The New York Times' Maureen Dowd journaled through a THC-infused hallucination this week and published it as a column—and as it turns out, she's a really paranoid stoner.

Not content to sit around smoking lame, old school joints (looking at you, David Brooks), Dowd recently flew down to Colorado and decided to sample the local edibles—in her case, a delicious weed-caramel-chocolate candy bar.

So Dowd, who is hip to marijuana but not a regular user, holed herself up in a hotel room and nibbled "a bite or two."

For an hour, I felt nothing. I figured I'd order dinner from room service and return to my more mundane drugs of choice, chardonnay and mediocre-movies-on-demand.

But then I felt a scary shudder go through my body and brain.

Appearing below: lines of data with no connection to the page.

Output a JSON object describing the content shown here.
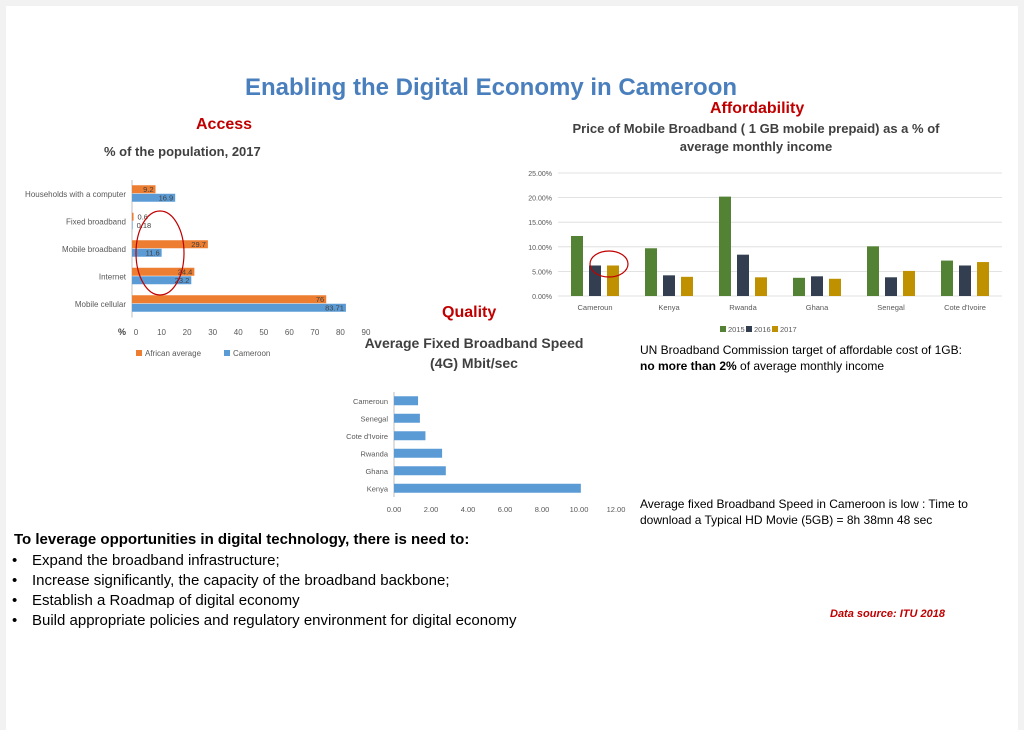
{
  "title": "Enabling the Digital Economy in Cameroon",
  "sections": {
    "access": "Access",
    "affordability": "Affordability",
    "quality": "Quality"
  },
  "subtitles": {
    "access": "% of the population, 2017",
    "affordability_line1": "Price of Mobile Broadband ( 1 GB mobile prepaid) as a % of",
    "affordability_line2": "average monthly income",
    "quality_line1": "Average Fixed Broadband Speed",
    "quality_line2": "(4G) Mbit/sec"
  },
  "notes": {
    "un_target_line1": "UN Broadband Commission target of affordable cost of 1GB:",
    "un_target_bold": "no more than 2%",
    "un_target_rest": " of average monthly income",
    "speed_note": "Average fixed Broadband Speed in Cameroon is low : Time to download a Typical HD Movie (5GB) = 8h 38mn 48 sec"
  },
  "bottom": {
    "heading": "To leverage opportunities in digital technology, there is need to:",
    "bullets": [
      "Expand the broadband infrastructure;",
      "Increase significantly, the capacity of the broadband backbone;",
      "Establish a Roadmap of digital economy",
      "Build appropriate policies  and  regulatory environment for digital economy"
    ]
  },
  "source": "Data source: ITU 2018",
  "chart_data": [
    {
      "id": "access",
      "type": "bar",
      "orientation": "horizontal",
      "categories": [
        "Households with a computer",
        "Fixed broadband",
        "Mobile broadband",
        "Internet",
        "Mobile cellular"
      ],
      "series": [
        {
          "name": "African average",
          "color": "#ed7d31",
          "values": [
            9.2,
            0.6,
            29.7,
            24.4,
            76
          ],
          "labels": [
            "9.2",
            "0.6",
            "29.7",
            "24.4",
            "76"
          ]
        },
        {
          "name": "Cameroon",
          "color": "#5b9bd5",
          "values": [
            16.9,
            0.18,
            11.6,
            23.2,
            83.71
          ],
          "labels": [
            "16.9",
            "0.18",
            "11.6",
            "23.2",
            "83.71"
          ]
        }
      ],
      "x_axis_label": "%",
      "xlim": [
        0,
        90
      ],
      "xticks": [
        "0",
        "10",
        "20",
        "30",
        "40",
        "50",
        "60",
        "70",
        "80",
        "90"
      ],
      "legend": "bottom",
      "annotation": "red ellipse around Fixed broadband, Mobile broadband and Internet bars"
    },
    {
      "id": "affordability",
      "type": "bar",
      "categories": [
        "Cameroun",
        "Kenya",
        "Rwanda",
        "Ghana",
        "Senegal",
        "Cote d'Ivoire"
      ],
      "series": [
        {
          "name": "2015",
          "color": "#548235",
          "values": [
            12.2,
            9.7,
            20.2,
            3.7,
            10.1,
            7.2
          ]
        },
        {
          "name": "2016",
          "color": "#333f50",
          "values": [
            6.2,
            4.2,
            8.4,
            4.0,
            3.8,
            6.2
          ]
        },
        {
          "name": "2017",
          "color": "#bf9000",
          "values": [
            6.2,
            3.9,
            3.8,
            3.5,
            5.1,
            6.9
          ]
        }
      ],
      "ylim": [
        0,
        25
      ],
      "yticks": [
        "0.00%",
        "5.00%",
        "10.00%",
        "15.00%",
        "20.00%",
        "25.00%"
      ],
      "grid": true,
      "legend": "bottom",
      "annotation": "red ellipse around Cameroun 2016-2017 bars"
    },
    {
      "id": "quality",
      "type": "bar",
      "orientation": "horizontal",
      "categories": [
        "Cameroun",
        "Senegal",
        "Cote d'Ivoire",
        "Rwanda",
        "Ghana",
        "Kenya"
      ],
      "series": [
        {
          "color": "#5b9bd5",
          "values": [
            1.3,
            1.4,
            1.7,
            2.6,
            2.8,
            10.1
          ]
        }
      ],
      "xlim": [
        0,
        12
      ],
      "xticks": [
        "0.00",
        "2.00",
        "4.00",
        "6.00",
        "8.00",
        "10.00",
        "12.00"
      ]
    }
  ]
}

I barely made it from the desk to the bed, where I lay curled up in a hallucinatory state for the next eight hours. I was thirsty but couldn't move to get water. Or even turn off the lights. I was panting and paranoid, sure that when the room-service waiter knocked and I didn't answer, he'd call the police and have me arrested for being unable to handle my candy.

I strained to remember where I was or even what I was wearing, touching my green corduroy jeans and staring at the exposed-brick wall. As my paranoia deepened, I became convinced that I had died and no one was telling me.

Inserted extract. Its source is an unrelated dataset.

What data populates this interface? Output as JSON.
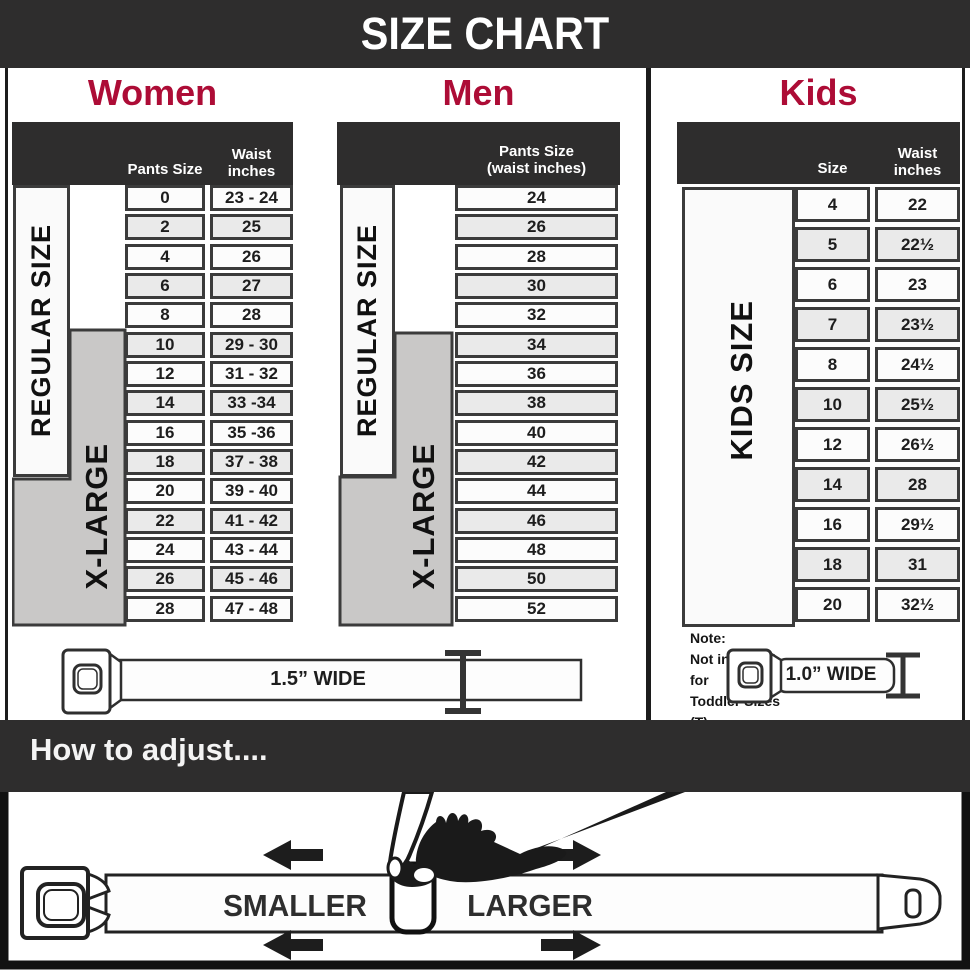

Surprisingly, it turns out Dowd hadn't died, but the harrowing experience did apparently inspire her to write a piece extolling the "darker side" of marijuana legalization—all based on the fact that the candy bar's label didn't indicate it was supposed to be broken into 16 pieces.

It's not clear how that omission was relevant to Dowd (who specifically notes she ate only "a bite or two") other than to support the 800-word rehash of a well-trod marijuana horror story—and, of course, the column's perfect title: "Don't Harsh Our Mellow, Dude."